Esposto a 104 procure

A pochi giorni dalll’ introduzione dell’ obbligo di utilizzare i sacchetti biodegradabili a pagamento per le merci sfuse non si placa la polemica fra le istituzioni e i consumatori. Il ministro dell’ ambiente, Gian Luca Galletti, continua a difendere la normativa considerandola un esempio anche per gli altri paesi. «La riforma sugli shopper bio a pagamento era necessaria e il governo è fiero di averla fatta», ha detto in un’ intervista, aggiungendo che «sì, siamo gli unici in Europa a varare una riforma simile e ne andiamo fieri». Quanto alla possibilità che il consumatore porti il sacchetto da casa, «solo se sono contenitori nuovi», ha risposto Galletti sottolineando che questa «è l’ interpretazione che darà il ministero della salute. Le norme igienico-sanitarie non cambiano. Oggi il consumatore sa quanto paga: tra 1 e 2 centesimi, cifra irrisoria in un anno.

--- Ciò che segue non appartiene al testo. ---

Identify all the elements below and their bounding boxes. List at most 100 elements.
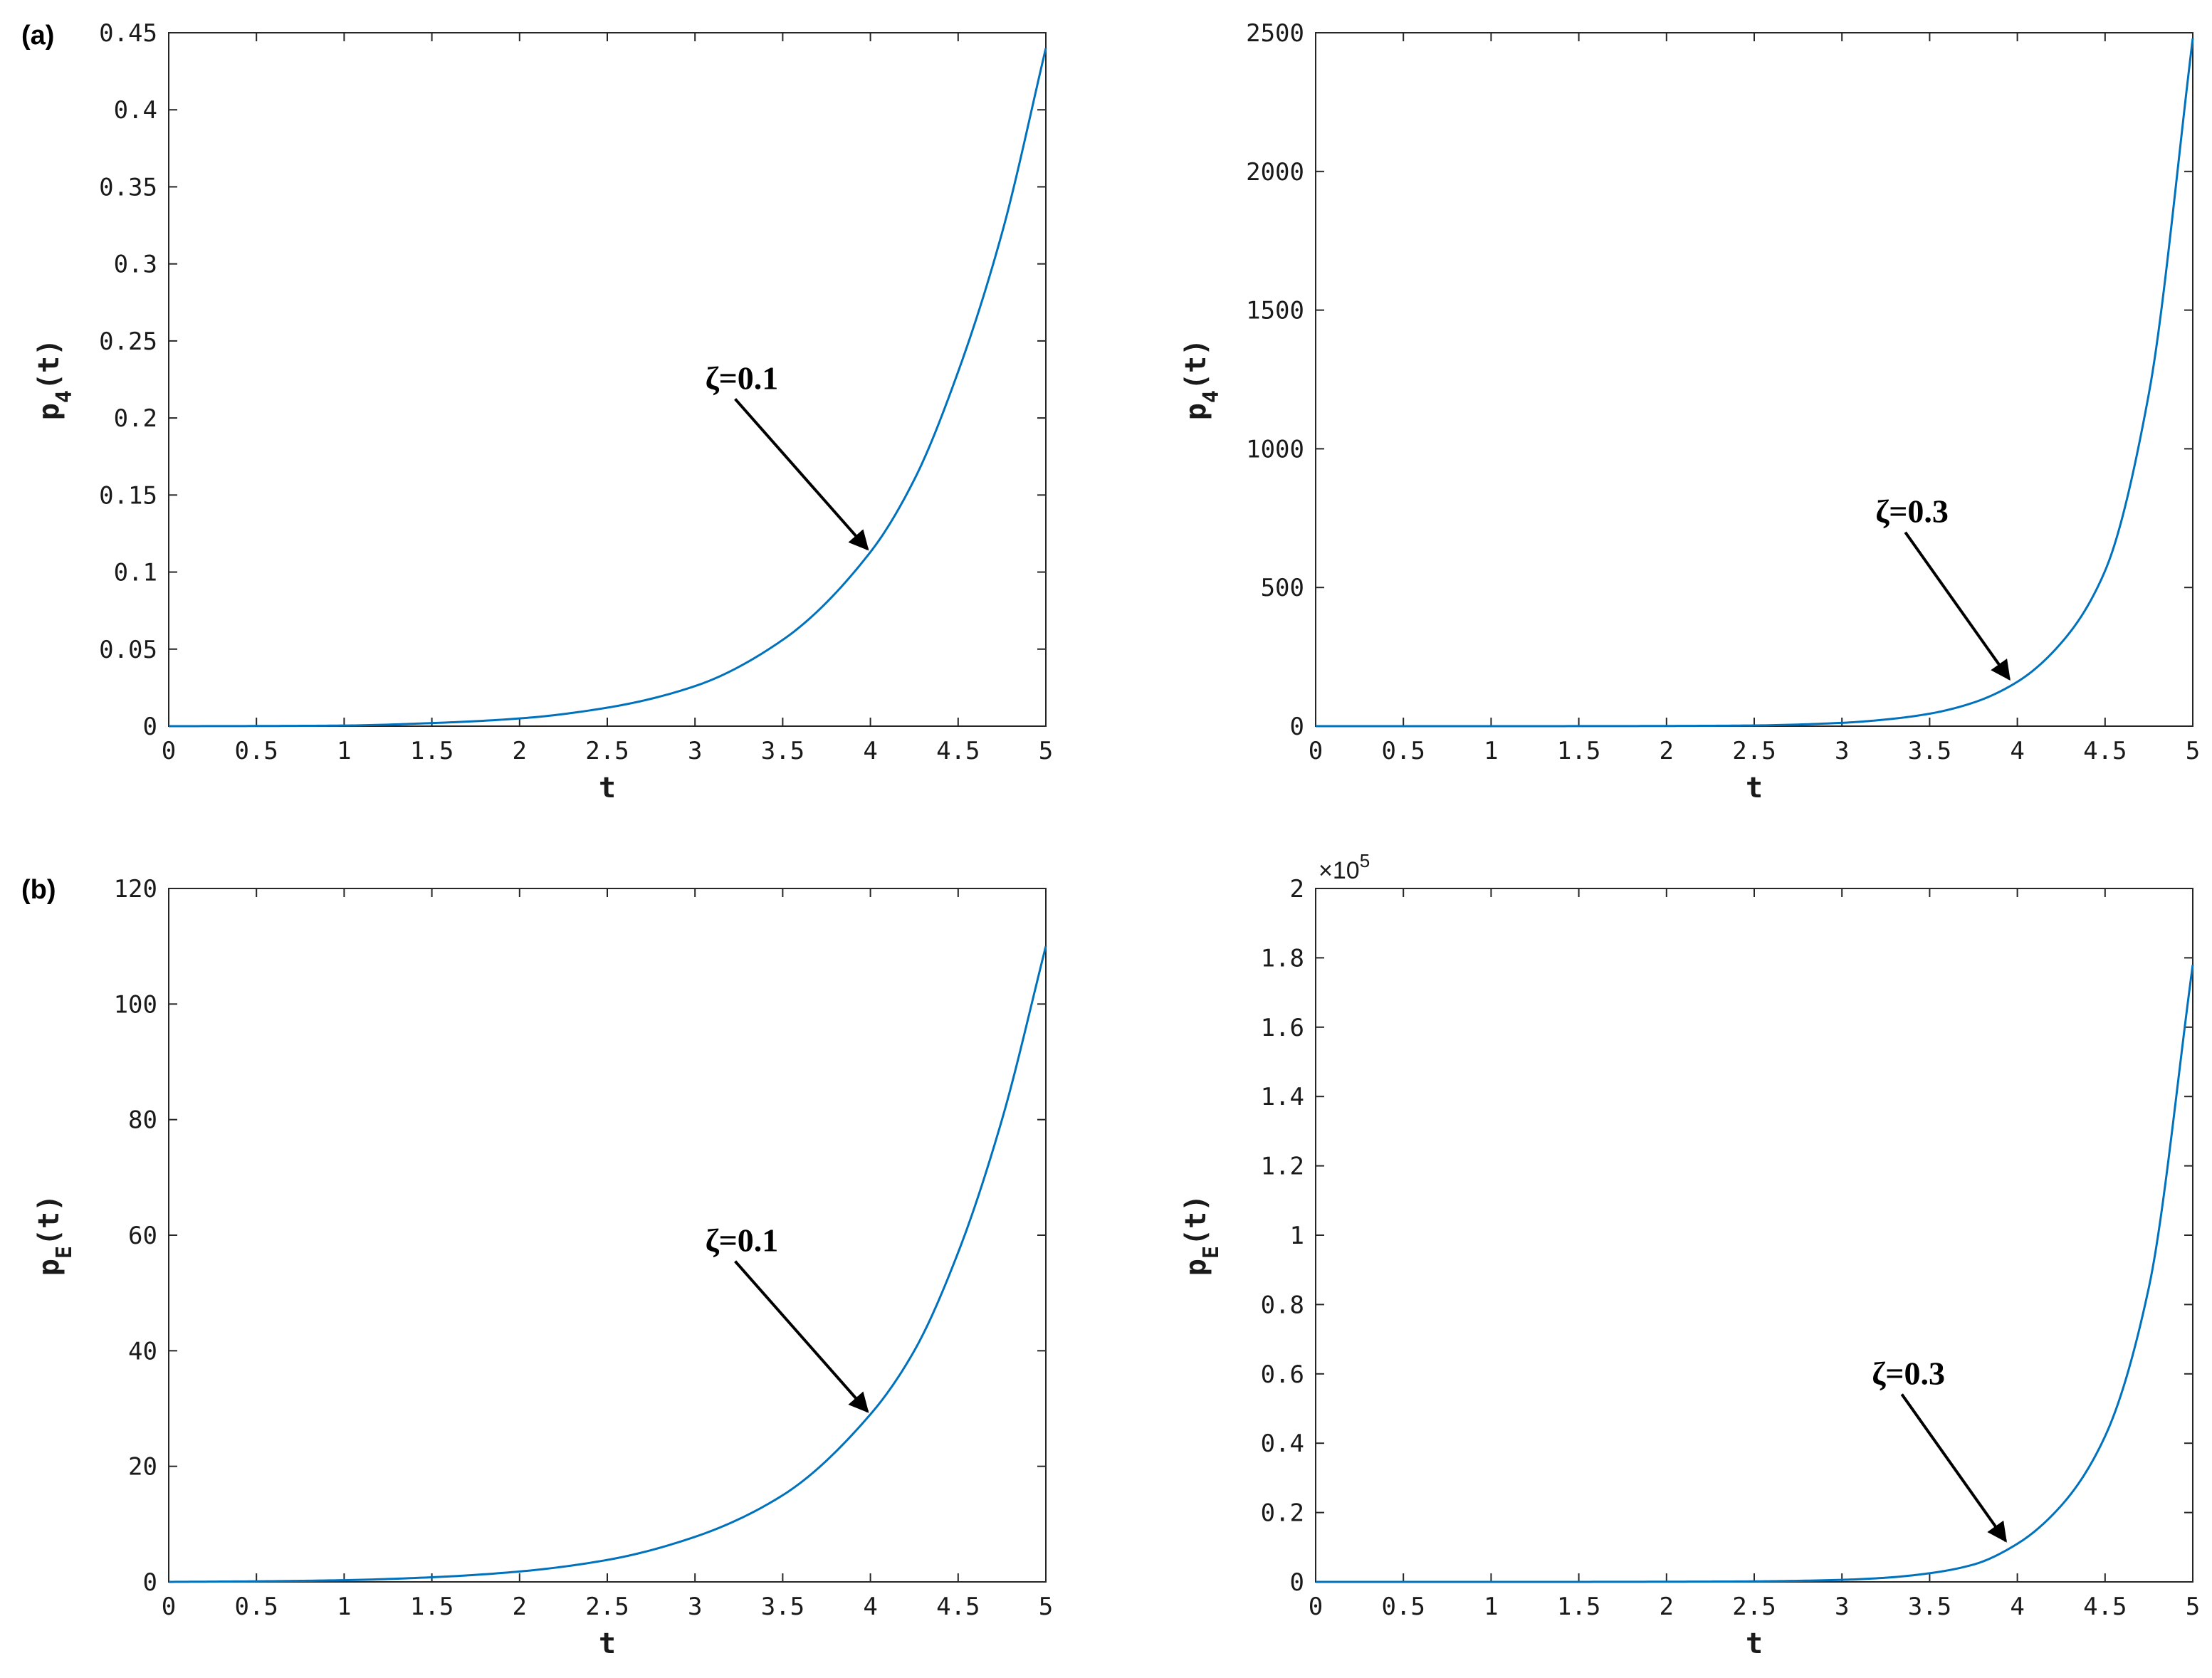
y-tick-label: 1000 <box>1246 435 1304 463</box>
panel-label-a: (a) <box>21 21 54 51</box>
y-axis-label-subscript: 4 <box>52 390 77 403</box>
chart-panel-1: 0 0.5 1 1.5 2 2.5 3 3.5 4 4.5 5 0 0.05 0.1 0.15 0.2 0.25… <box>33 19 1053 804</box>
chart-panel-4: 0 0.5 1 1.5 2 2.5 3 3.5 4 4.5 5 0 0.2 0.4 0.6 0.8 1 1.2 1.… <box>1180 850 2200 1660</box>
x-tick-label: 4.5 <box>2083 737 2127 765</box>
y-tick-label: 0.3 <box>114 251 157 279</box>
y-tick-label: 0.2 <box>1261 1499 1304 1528</box>
y-tick-label: 1.2 <box>1261 1153 1304 1181</box>
x-tick-label: 2.5 <box>585 737 629 765</box>
x-tick-label: 3 <box>688 1593 702 1621</box>
x-tick-label: 2 <box>1660 737 1674 765</box>
y-axis-label-argument: (t) <box>1180 1195 1212 1246</box>
y-tick-label: 0.8 <box>1261 1291 1304 1319</box>
annotation-label: ζ=0.1 <box>706 360 779 396</box>
annotation-label: ζ=0.3 <box>1872 1355 1945 1391</box>
x-axis-label: t <box>599 1627 616 1660</box>
x-tick-label: 1 <box>337 1593 351 1621</box>
x-tick-label: 4 <box>2010 1593 2024 1621</box>
y-tick-label: 0.2 <box>114 404 157 433</box>
x-tick-label: 3 <box>1835 1593 1849 1621</box>
x-tick-label: 3 <box>688 737 702 765</box>
x-tick-label: 4.5 <box>936 737 980 765</box>
y-tick-label: 2 <box>1290 875 1304 903</box>
x-tick-label: 5 <box>1039 737 1053 765</box>
y-tick-label: 60 <box>128 1222 157 1250</box>
x-tick-label: 2 <box>1660 1593 1674 1621</box>
x-tick-label: 0.5 <box>234 1593 278 1621</box>
x-tick-label: 5 <box>2186 737 2200 765</box>
x-tick-label: 4.5 <box>2083 1593 2127 1621</box>
x-tick-label: 4 <box>2010 737 2024 765</box>
y-tick-label: 0.4 <box>1261 1430 1304 1458</box>
y-axis-label: p4(t) <box>1180 339 1224 420</box>
series-line-1 <box>1316 964 2194 1583</box>
y-tick-label: 0.05 <box>99 636 157 664</box>
annotation-arrow <box>1900 1393 2007 1543</box>
y-tick-label: 0 <box>143 713 157 741</box>
y-tick-label: 120 <box>114 875 157 903</box>
y-tick-label: 2000 <box>1246 158 1304 187</box>
x-tick-label: 1.5 <box>1557 1593 1600 1621</box>
x-tick-label: 1 <box>337 737 351 765</box>
series-line-1 <box>1316 38 2194 728</box>
panel-label-b: (b) <box>21 875 56 905</box>
y-axis-label-subscript: 4 <box>1199 390 1224 403</box>
y-axis-label-argument: (t) <box>1180 339 1212 390</box>
y-axis-label: p4(t) <box>33 339 77 420</box>
x-tick-label: 2 <box>513 737 527 765</box>
chart-panel-2: 0 0.5 1 1.5 2 2.5 3 3.5 4 4.5 5 0 500 1000 1500 2000 250… <box>1180 19 2200 804</box>
x-tick-label: 3.5 <box>1908 737 1951 765</box>
y-tick-label: 1500 <box>1246 297 1304 325</box>
y-tick-label: 0 <box>1290 1568 1304 1597</box>
x-tick-label: 2.5 <box>585 1593 629 1621</box>
x-tick-label: 3.5 <box>761 1593 804 1621</box>
y-tick-label: 0.4 <box>114 96 157 125</box>
y-axis-label-subscript: E <box>1199 1246 1224 1259</box>
y-tick-label: 20 <box>128 1453 157 1482</box>
x-tick-label: 3.5 <box>761 737 804 765</box>
y-axis-label-base: p <box>1180 403 1212 420</box>
y-axis-label: pE(t) <box>33 1195 77 1276</box>
x-tick-label: 1.5 <box>410 1593 454 1621</box>
x-tick-label: 1 <box>1484 1593 1498 1621</box>
plot-area-frame <box>1315 888 2193 1583</box>
x-tick-label: 0 <box>1309 1593 1323 1621</box>
x-tick-label: 4 <box>863 1593 877 1621</box>
y-tick-label: 0 <box>1290 713 1304 741</box>
x-axis-label: t <box>1746 772 1763 804</box>
exponent-power: 5 <box>1360 850 1370 871</box>
y-tick-label: 1.4 <box>1261 1083 1304 1111</box>
x-tick-label: 3 <box>1835 737 1849 765</box>
x-tick-label: 3.5 <box>1908 1593 1951 1621</box>
y-axis-exponent-label: ×105 <box>1319 850 1370 884</box>
x-tick-label: 5 <box>1039 1593 1053 1621</box>
y-axis-label-base: p <box>33 1259 65 1276</box>
x-tick-label: 0.5 <box>1381 1593 1425 1621</box>
exponent-prefix: ×10 <box>1319 857 1360 884</box>
x-tick-label: 2 <box>513 1593 527 1621</box>
y-tick-label: 0.6 <box>1261 1360 1304 1389</box>
y-tick-label: 0.15 <box>99 481 157 510</box>
x-tick-label: 0 <box>1309 737 1323 765</box>
annotation-label: ζ=0.3 <box>1875 493 1949 530</box>
x-tick-label: 0.5 <box>234 737 278 765</box>
plot-area-frame <box>168 888 1047 1583</box>
x-axis-label: t <box>599 772 616 804</box>
series-line-1 <box>168 48 1047 728</box>
y-tick-label: 0.45 <box>99 19 157 48</box>
series-line-1 <box>168 945 1047 1583</box>
y-axis-label-base: p <box>1180 1259 1212 1276</box>
y-axis-label-subscript: E <box>52 1246 77 1259</box>
y-tick-label: 40 <box>128 1337 157 1365</box>
y-tick-label: 0.25 <box>99 327 157 356</box>
annotation-arrow <box>734 1260 869 1413</box>
y-axis-label: pE(t) <box>1180 1195 1224 1276</box>
x-tick-label: 4 <box>863 737 877 765</box>
x-tick-label: 4.5 <box>936 1593 980 1621</box>
y-axis-label-argument: (t) <box>33 1195 65 1246</box>
y-tick-label: 1.8 <box>1261 944 1304 972</box>
x-tick-label: 5 <box>2186 1593 2200 1621</box>
x-tick-label: 0 <box>162 1593 176 1621</box>
annotation-arrow <box>734 398 869 551</box>
y-tick-label: 0 <box>143 1568 157 1597</box>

Se non avessimo fatto la scelta di metterlo in chiaro il costo sarebbe finito nel prezzo di vendita». Secondo l’ Unione nazionale dei consumatori non è stato fatto «nessun passo avanti perché i sacchetti devono essere nuovi e non si possono riutilizzare, vanificando l’ obiettivo ambientalista di ridurne l’ uso e poi perché va risolto il problema del rispetto della normativa sulla tara». Il presidente dell’ Unc, Massimiliano Dona, ha poi riferito che, in base a una segnalazione fatta dagli iscritti, «i consumatori pagano i sacchetti anche se non li prendono. Alle casse non viene digitato a parte il sacchetto, ma il sovrapprezzo scatta in automatico nel momento stesso in cui viene passato il codice a barre della frutta e della verdura». Pertanto, «chiediamo di porre immediatamente rimedio a questa situazione assurda o scatteranno le denunce e le azioni legali a tutela dei consumatori». Anche il Codacons ha deciso di prendere una posizione sulla vicenda presentando un esposto a 104 procure della Repubblica di tutta Italia, chiedendo «di aprire indagini sul territorio alla luce del possibile reato di truffa, verificando il comportamento di ipermercati, supermercati ed esercenti nella vendita dei sacchetti biodegradabili. Questo perché stanno arrivando segnalazioni da parte dei consumatori di tutta Italia che denunciano come il costo degli shopper venga loro addebitato anche in assenza di acquisto dei sacchetti, in modo del tutto illegittimo».